Back home she devoted herself to the care of the homeless and then moved to Warsaw – for about a decade – where she and her sister Maria opened another tailor's store to support both themselves and their siblings. It was here that she met Honorat Koźmiński who became her spiritual director and urged her to rethink her call and implement it in her life. Lament soon became the director of a homeless shelter and often aided the homeless and their children. Her father died in a cholera epidemic in 1894 and she had to assume charge for her siblings and mother on a financial level. The 1900 death of her seminarian brother revived her desire to be part of the religious life and she vowed in front of his casket to return to the religious life. Lament moved to another town soon after to learn weaving as another skill she could pass on to others before addressing her vocation. She became a member of the Third Order of Saint Francis around this time.

In October 1905 she rallied other women and the Jesuit Felice Wiercinski and founded a religious congregation that spread across Poland at a rapid pace. In 1907 she and others moved to expand the congregation in Russia at Saint Petersburg. Lament was forced to leave Russia with the outbreak of the Russian Revolution and departed in 1921. From 1925 until 1935 she remained at the convent at Ratowo and then resigned as the Superior General of the congregation in 1935 due to her declining health; she became paralyzed in 1941 and spent most of the remainder of her life bedridden.

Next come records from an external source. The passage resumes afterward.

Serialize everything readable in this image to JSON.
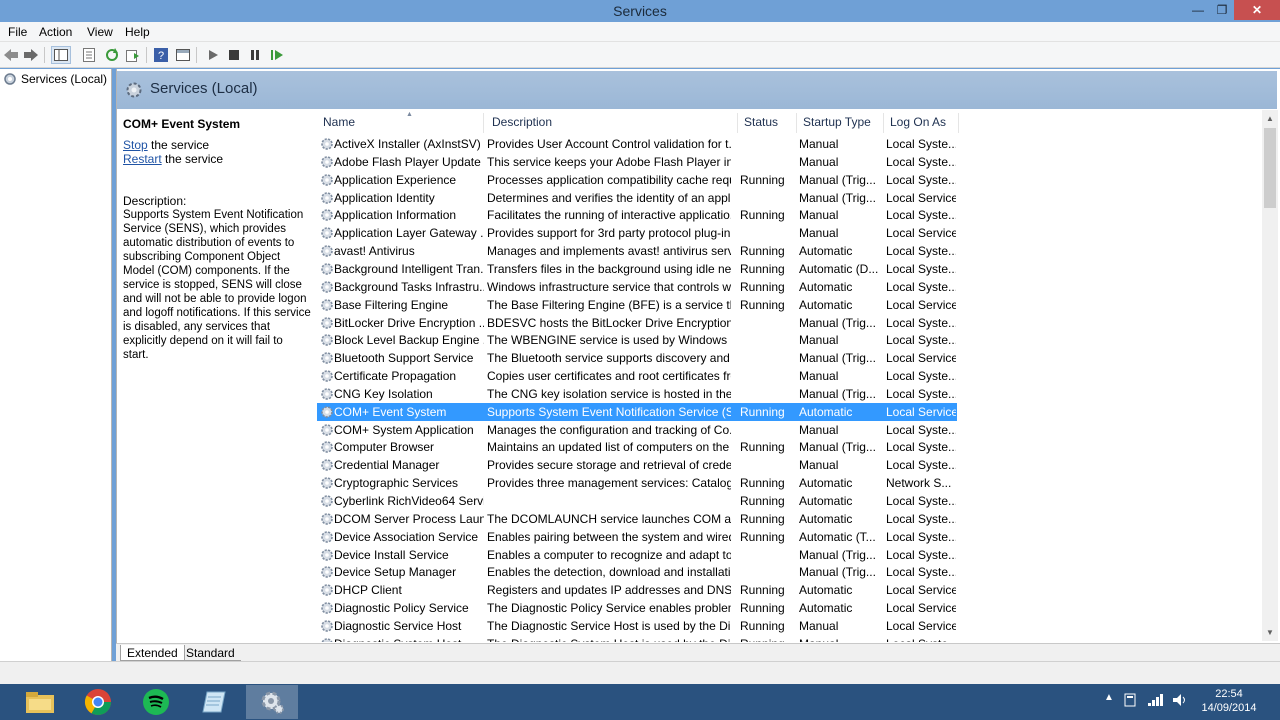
{
  "window": {
    "title": "Services",
    "controls": {
      "minimize": "—",
      "maximize": "❐",
      "close": "✕"
    }
  },
  "menu": [
    "File",
    "Action",
    "View",
    "Help"
  ],
  "toolbar": {
    "icons": [
      "back-icon",
      "forward-icon",
      "show-hide-tree-icon",
      "properties-icon",
      "refresh-icon",
      "export-list-icon",
      "help-icon",
      "view-icon",
      "play-icon",
      "stop-icon",
      "pause-icon",
      "resume-icon"
    ]
  },
  "tree": {
    "root": "Services (Local)"
  },
  "banner": {
    "title": "Services (Local)"
  },
  "details": {
    "service_title": "COM+ Event System",
    "stop_link": "Stop",
    "stop_suffix": " the service",
    "restart_link": "Restart",
    "restart_suffix": " the service",
    "description_label": "Description:",
    "description": "Supports System Event Notification Service (SENS), which provides automatic distribution of events to subscribing Component Object Model (COM) components. If the service is stopped, SENS will close and will not be able to provide logon and logoff notifications. If this service is disabled, any services that explicitly depend on it will fail to start."
  },
  "table": {
    "columns": [
      "Name",
      "Description",
      "Status",
      "Startup Type",
      "Log On As"
    ],
    "sort_indicator": "▲",
    "selected_index": 15,
    "rows": [
      [
        "ActiveX Installer (AxInstSV)",
        "Provides User Account Control validation for t...",
        "",
        "Manual",
        "Local Syste..."
      ],
      [
        "Adobe Flash Player Update ...",
        "This service keeps your Adobe Flash Player inst...",
        "",
        "Manual",
        "Local Syste..."
      ],
      [
        "Application Experience",
        "Processes application compatibility cache requ...",
        "Running",
        "Manual (Trig...",
        "Local Syste..."
      ],
      [
        "Application Identity",
        "Determines and verifies the identity of an appli...",
        "",
        "Manual (Trig...",
        "Local Service"
      ],
      [
        "Application Information",
        "Facilitates the running of interactive applicatio...",
        "Running",
        "Manual",
        "Local Syste..."
      ],
      [
        "Application Layer Gateway ...",
        "Provides support for 3rd party protocol plug-in...",
        "",
        "Manual",
        "Local Service"
      ],
      [
        "avast! Antivirus",
        "Manages and implements avast! antivirus servi...",
        "Running",
        "Automatic",
        "Local Syste..."
      ],
      [
        "Background Intelligent Tran...",
        "Transfers files in the background using idle net...",
        "Running",
        "Automatic (D...",
        "Local Syste..."
      ],
      [
        "Background Tasks Infrastru...",
        "Windows infrastructure service that controls w...",
        "Running",
        "Automatic",
        "Local Syste..."
      ],
      [
        "Base Filtering Engine",
        "The Base Filtering Engine (BFE) is a service that ...",
        "Running",
        "Automatic",
        "Local Service"
      ],
      [
        "BitLocker Drive Encryption ...",
        "BDESVC hosts the BitLocker Drive Encryption s...",
        "",
        "Manual (Trig...",
        "Local Syste..."
      ],
      [
        "Block Level Backup Engine ...",
        "The WBENGINE service is used by Windows Ba...",
        "",
        "Manual",
        "Local Syste..."
      ],
      [
        "Bluetooth Support Service",
        "The Bluetooth service supports discovery and a...",
        "",
        "Manual (Trig...",
        "Local Service"
      ],
      [
        "Certificate Propagation",
        "Copies user certificates and root certificates fro...",
        "",
        "Manual",
        "Local Syste..."
      ],
      [
        "CNG Key Isolation",
        "The CNG key isolation service is hosted in the L...",
        "",
        "Manual (Trig...",
        "Local Syste..."
      ],
      [
        "COM+ Event System",
        "Supports System Event Notification Service (SE...",
        "Running",
        "Automatic",
        "Local Service"
      ],
      [
        "COM+ System Application",
        "Manages the configuration and tracking of Co...",
        "",
        "Manual",
        "Local Syste..."
      ],
      [
        "Computer Browser",
        "Maintains an updated list of computers on the ...",
        "Running",
        "Manual (Trig...",
        "Local Syste..."
      ],
      [
        "Credential Manager",
        "Provides secure storage and retrieval of creden...",
        "",
        "Manual",
        "Local Syste..."
      ],
      [
        "Cryptographic Services",
        "Provides three management services: Catalog ...",
        "Running",
        "Automatic",
        "Network S..."
      ],
      [
        "Cyberlink RichVideo64 Servi...",
        "",
        "Running",
        "Automatic",
        "Local Syste..."
      ],
      [
        "DCOM Server Process Laun...",
        "The DCOMLAUNCH service launches COM an...",
        "Running",
        "Automatic",
        "Local Syste..."
      ],
      [
        "Device Association Service",
        "Enables pairing between the system and wired ...",
        "Running",
        "Automatic (T...",
        "Local Syste..."
      ],
      [
        "Device Install Service",
        "Enables a computer to recognize and adapt to ...",
        "",
        "Manual (Trig...",
        "Local Syste..."
      ],
      [
        "Device Setup Manager",
        "Enables the detection, download and installati...",
        "",
        "Manual (Trig...",
        "Local Syste..."
      ],
      [
        "DHCP Client",
        "Registers and updates IP addresses and DNS re...",
        "Running",
        "Automatic",
        "Local Service"
      ],
      [
        "Diagnostic Policy Service",
        "The Diagnostic Policy Service enables problem ...",
        "Running",
        "Automatic",
        "Local Service"
      ],
      [
        "Diagnostic Service Host",
        "The Diagnostic Service Host is used by the Dia...",
        "Running",
        "Manual",
        "Local Service"
      ],
      [
        "Diagnostic System Host",
        "The Diagnostic System Host is used by the Dia...",
        "Running",
        "Manual",
        "Local Syste..."
      ]
    ]
  },
  "tabs": [
    "Extended",
    "Standard"
  ],
  "taskbar": {
    "apps": [
      "file-explorer-icon",
      "chrome-icon",
      "spotify-icon",
      "notepad-icon",
      "services-gear-icon"
    ],
    "active_app": "services-gear-icon",
    "tray_arrow": "▲",
    "clock_time": "22:54",
    "clock_date": "14/09/2014"
  },
  "colors": {
    "titlebar": "#6fa0d6",
    "selection": "#3399ff",
    "taskbar": "#2a527f",
    "close_button": "#c75050"
  }
}
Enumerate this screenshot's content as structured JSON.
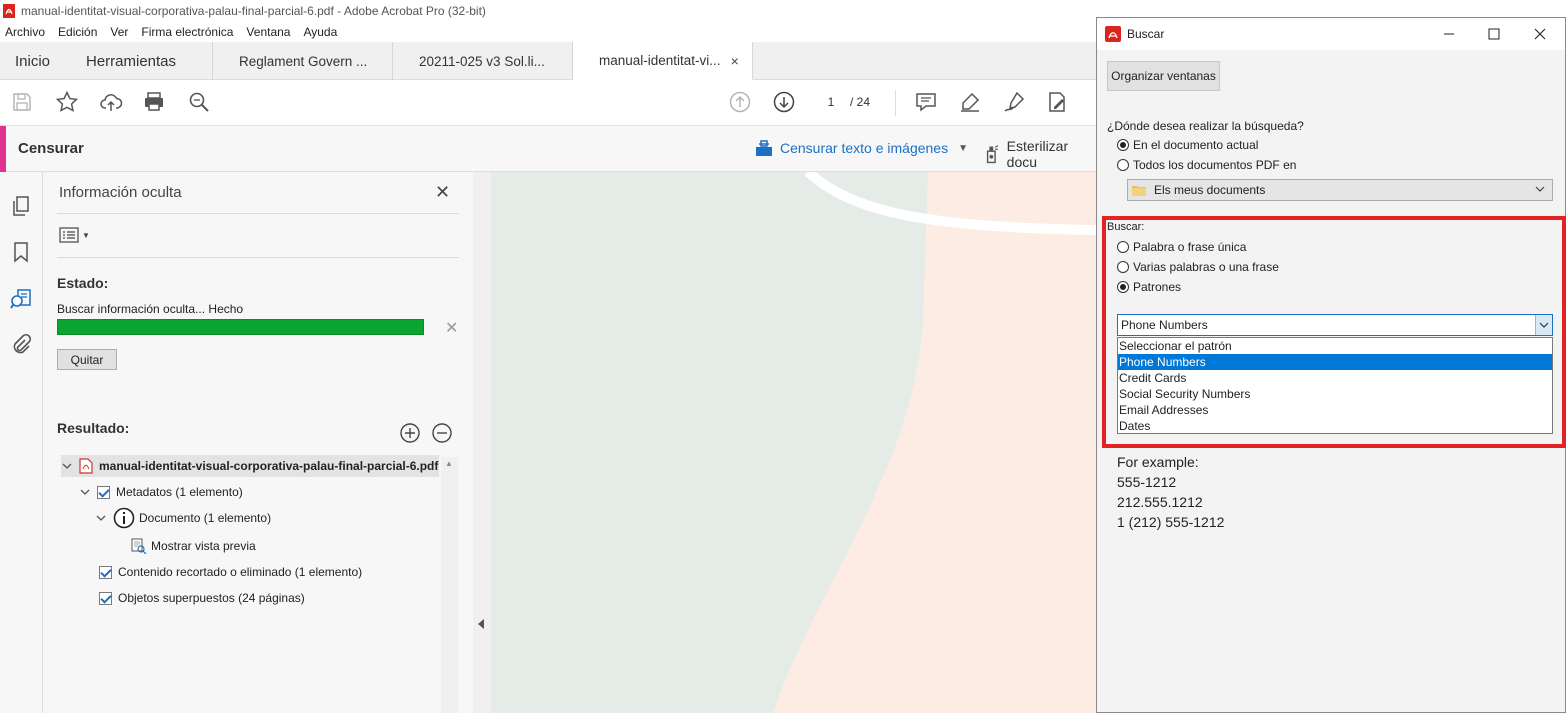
{
  "window": {
    "title": "manual-identitat-visual-corporativa-palau-final-parcial-6.pdf - Adobe Acrobat Pro (32-bit)"
  },
  "menu": [
    "Archivo",
    "Edición",
    "Ver",
    "Firma electrónica",
    "Ventana",
    "Ayuda"
  ],
  "tabs": {
    "home": "Inicio",
    "tools": "Herramientas",
    "docs": [
      {
        "label": "Reglament Govern ...",
        "active": false
      },
      {
        "label": "20211-025 v3 Sol.li...",
        "active": false
      },
      {
        "label": "manual-identitat-vi...",
        "active": true
      }
    ],
    "close_glyph": "×"
  },
  "toolbar": {
    "page_current": "1",
    "page_total": "/ 24"
  },
  "censor": {
    "label": "Censurar",
    "redact_text": "Censurar texto e imágenes",
    "sterilize_text": "Esterilizar docu",
    "accent": "#e0338f"
  },
  "panel": {
    "title": "Información oculta",
    "status_label": "Estado:",
    "status_text": "Buscar información oculta... Hecho",
    "progress": 1.0,
    "remove_button": "Quitar",
    "result_label": "Resultado:",
    "tree": {
      "root": "manual-identitat-visual-corporativa-palau-final-parcial-6.pdf",
      "metadata": "Metadatos (1 elemento)",
      "document": "Documento (1 elemento)",
      "preview": "Mostrar vista previa",
      "cropped": "Contenido recortado o eliminado (1 elemento)",
      "overlapping": "Objetos superpuestos (24 páginas)"
    }
  },
  "dialog": {
    "title": "Buscar",
    "arrange_button": "Organizar ventanas",
    "where_label": "¿Dónde desea realizar la búsqueda?",
    "where_options": [
      {
        "label": "En el documento actual",
        "checked": true
      },
      {
        "label": "Todos los documentos PDF en",
        "checked": false
      }
    ],
    "location": "Els meus documents",
    "search_label": "Buscar:",
    "search_options": [
      {
        "label": "Palabra o frase única",
        "checked": false
      },
      {
        "label": "Varias palabras o una frase",
        "checked": false
      },
      {
        "label": "Patrones",
        "checked": true
      }
    ],
    "pattern_selected": "Phone Numbers",
    "pattern_options": [
      {
        "label": "Seleccionar el patrón",
        "selected": false
      },
      {
        "label": "Phone Numbers",
        "selected": true
      },
      {
        "label": "Credit Cards",
        "selected": false
      },
      {
        "label": "Social Security Numbers",
        "selected": false
      },
      {
        "label": "Email Addresses",
        "selected": false
      },
      {
        "label": "Dates",
        "selected": false
      }
    ],
    "example_title": "For example:",
    "examples": [
      "555-1212",
      "212.555.1212",
      "1 (212) 555-1212"
    ],
    "highlight_color": "#e32323"
  }
}
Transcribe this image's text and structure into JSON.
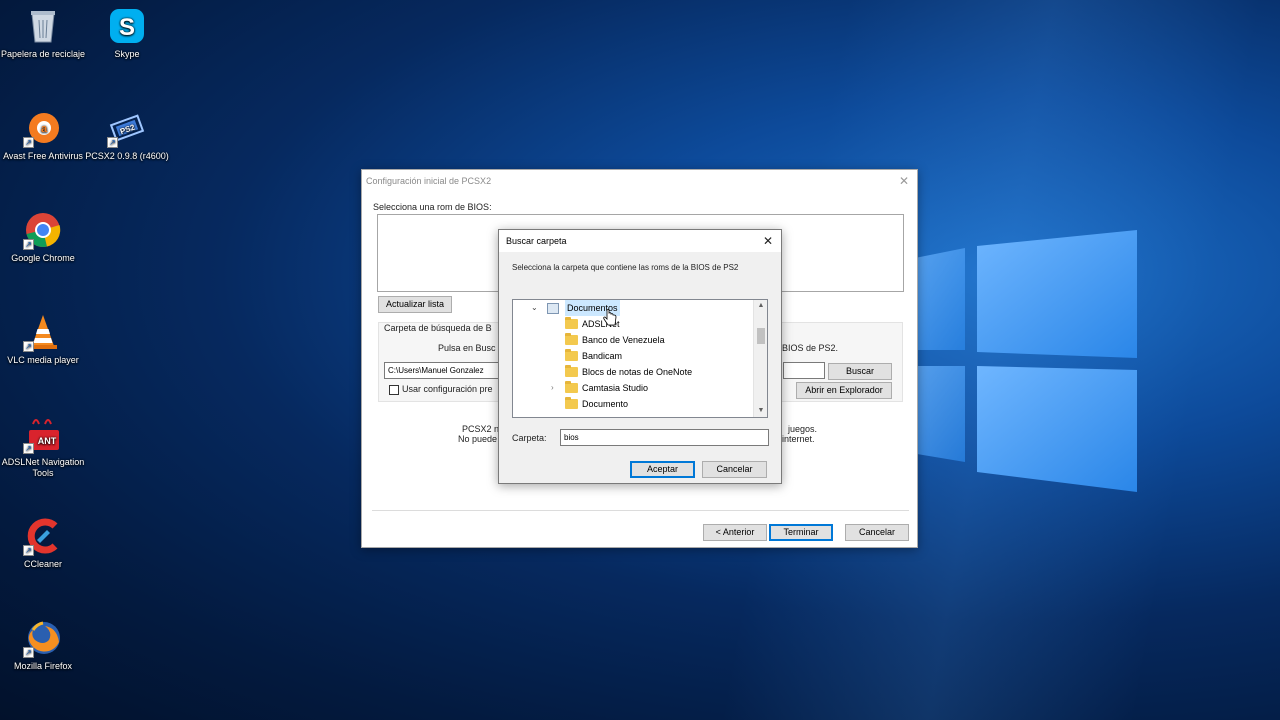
{
  "desktop": {
    "icons": [
      {
        "label": "Papelera de reciclaje",
        "icon": "recycle-bin-icon"
      },
      {
        "label": "Skype",
        "icon": "skype-icon"
      },
      {
        "label": "Avast Free Antivirus",
        "icon": "avast-icon"
      },
      {
        "label": "PCSX2 0.9.8 (r4600)",
        "icon": "pcsx2-icon"
      },
      {
        "label": "Google Chrome",
        "icon": "chrome-icon"
      },
      {
        "label": "VLC media player",
        "icon": "vlc-icon"
      },
      {
        "label": "ADSLNet Navigation Tools",
        "icon": "adslnet-icon"
      },
      {
        "label": "CCleaner",
        "icon": "ccleaner-icon"
      },
      {
        "label": "Mozilla Firefox",
        "icon": "firefox-icon"
      }
    ]
  },
  "pcsx2_window": {
    "title": "Configuración inicial de PCSX2",
    "bios_label": "Selecciona una rom de BIOS:",
    "refresh_button": "Actualizar lista",
    "search_folder_label": "Carpeta de búsqueda de B",
    "instructions_left": "Pulsa en Busc",
    "instructions_right": "BIOS de PS2.",
    "path_value": "C:\\Users\\Manuel Gonzalez",
    "browse_button": "Buscar",
    "use_default_checkbox": "Usar configuración pre",
    "open_explorer_button": "Abrir en Explorador",
    "note_line1_left": "PCSX2 n",
    "note_line1_right": "juegos.",
    "note_line2_left": "No puede",
    "note_line2_right": "internet.",
    "back_button": "< Anterior",
    "finish_button": "Terminar",
    "cancel_button": "Cancelar"
  },
  "browse_dialog": {
    "title": "Buscar carpeta",
    "instructions": "Selecciona la carpeta que contiene las roms de la BIOS de PS2",
    "tree": {
      "root": "Documentos",
      "items": [
        {
          "label": "ADSLNet",
          "expandable": false
        },
        {
          "label": "Banco de Venezuela",
          "expandable": false
        },
        {
          "label": "Bandicam",
          "expandable": false
        },
        {
          "label": "Blocs de notas de OneNote",
          "expandable": false
        },
        {
          "label": "Camtasia Studio",
          "expandable": true
        },
        {
          "label": "Documento",
          "expandable": false
        }
      ]
    },
    "folder_label": "Carpeta:",
    "folder_value": "bios",
    "accept_button": "Aceptar",
    "cancel_button": "Cancelar"
  }
}
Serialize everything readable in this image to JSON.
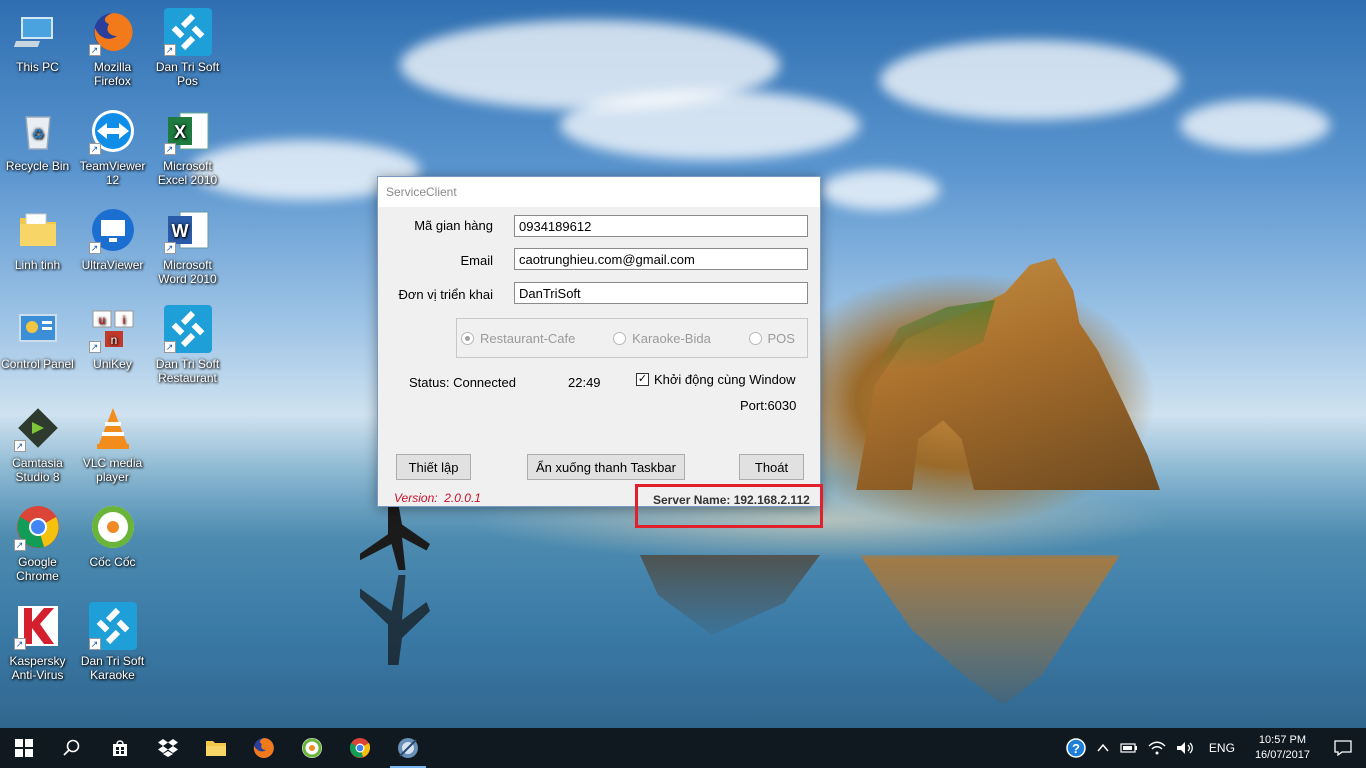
{
  "desktop": {
    "icons": [
      {
        "label": "This PC",
        "icon": "computer-icon"
      },
      {
        "label": "Mozilla Firefox",
        "icon": "firefox-icon"
      },
      {
        "label": "Dan Tri Soft Pos",
        "icon": "dantrisoft-icon"
      },
      {
        "label": "Recycle Bin",
        "icon": "recycle-bin-icon"
      },
      {
        "label": "TeamViewer 12",
        "icon": "teamviewer-icon"
      },
      {
        "label": "Microsoft Excel 2010",
        "icon": "excel-icon"
      },
      {
        "label": "Linh tinh",
        "icon": "folder-icon"
      },
      {
        "label": "UltraViewer",
        "icon": "ultraviewer-icon"
      },
      {
        "label": "Microsoft Word 2010",
        "icon": "word-icon"
      },
      {
        "label": "Control Panel",
        "icon": "control-panel-icon"
      },
      {
        "label": "UniKey",
        "icon": "unikey-icon"
      },
      {
        "label": "Dan Tri Soft Restaurant",
        "icon": "dantrisoft-icon"
      },
      {
        "label": "Camtasia Studio 8",
        "icon": "camtasia-icon"
      },
      {
        "label": "VLC media player",
        "icon": "vlc-icon"
      },
      {
        "label": "Google Chrome",
        "icon": "chrome-icon"
      },
      {
        "label": "Cốc Cốc",
        "icon": "coccoc-icon"
      },
      {
        "label": "Kaspersky Anti-Virus",
        "icon": "kaspersky-icon"
      },
      {
        "label": "Dan Tri Soft Karaoke",
        "icon": "dantrisoft-icon"
      }
    ]
  },
  "dialog": {
    "title": "ServiceClient",
    "fields": {
      "store_label": "Mã gian hàng",
      "store_value": "0934189612",
      "email_label": "Email",
      "email_value": "caotrunghieu.com@gmail.com",
      "unit_label": "Đơn vị triển khai",
      "unit_value": "DanTriSoft"
    },
    "modes": [
      {
        "label": "Restaurant-Cafe",
        "checked": true
      },
      {
        "label": "Karaoke-Bida",
        "checked": false
      },
      {
        "label": "POS",
        "checked": false
      }
    ],
    "status_text": "Status: Connected",
    "time": "22:49",
    "autostart_label": "Khởi động cùng Window",
    "autostart_checked": true,
    "port_text": "Port:6030",
    "buttons": {
      "setup": "Thiết lập",
      "minimize": "Ẩn xuống thanh Taskbar",
      "exit": "Thoát"
    },
    "version_label": "Version:",
    "version_value": "2.0.0.1",
    "server_name": "Server Name: 192.168.2.112",
    "highlight_color": "#e0202a"
  },
  "taskbar": {
    "apps": [
      "start-icon",
      "search-icon",
      "store-icon",
      "dropbox-icon",
      "file-explorer-icon",
      "firefox-icon",
      "coccoc-icon",
      "chrome-icon",
      "service-client-icon"
    ],
    "language": "ENG",
    "time": "10:57 PM",
    "date": "16/07/2017"
  }
}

Lament died in 1946 and her remains were interred under the church of Saint Anthony at the Ratowo convent. The congregation received diocesan approval on 24 June 1924 and then papal approval from Pope Paul VI on 7 July 1967; in 2005 there was 338 religious in 44 houses in places such as Zambia, Lithuania and Russia.

==Beatification==
The beatification process opened on 5 April 1975 under Pope Paul VI and she was titled as a Servant of God while the diocesan process was conducted in Vilnius from 22 October 1976 until 8 November 1979; the Congregation for the Causes of Saints validated this process on 25 November 1983 and received the Positio from the postulation in 1989. Theologians approved the Positio on 5 October 1990 as did the Congregation for the Causes of Saints on 4 December 1990; Pope John Paul II confirmed her heroic virtue and named her as venerable.

The beatification miracle was investigated in the place it originated in and the Congregation for the Causes of Saints validated it on 8 May 1987 before a medical board approved it sometime later on 21 March 1991; theologians approved it on 19 April 1991 as did the Congregation on 10 May 1991. John Paul II confirmed the miracle as being due to her intercession on 14 May 1991 and beatified Lament while on his apostolic visit to Poland on 5 June 1991. The postulator assigned to this cause is Joanna Mieczysława Babińska.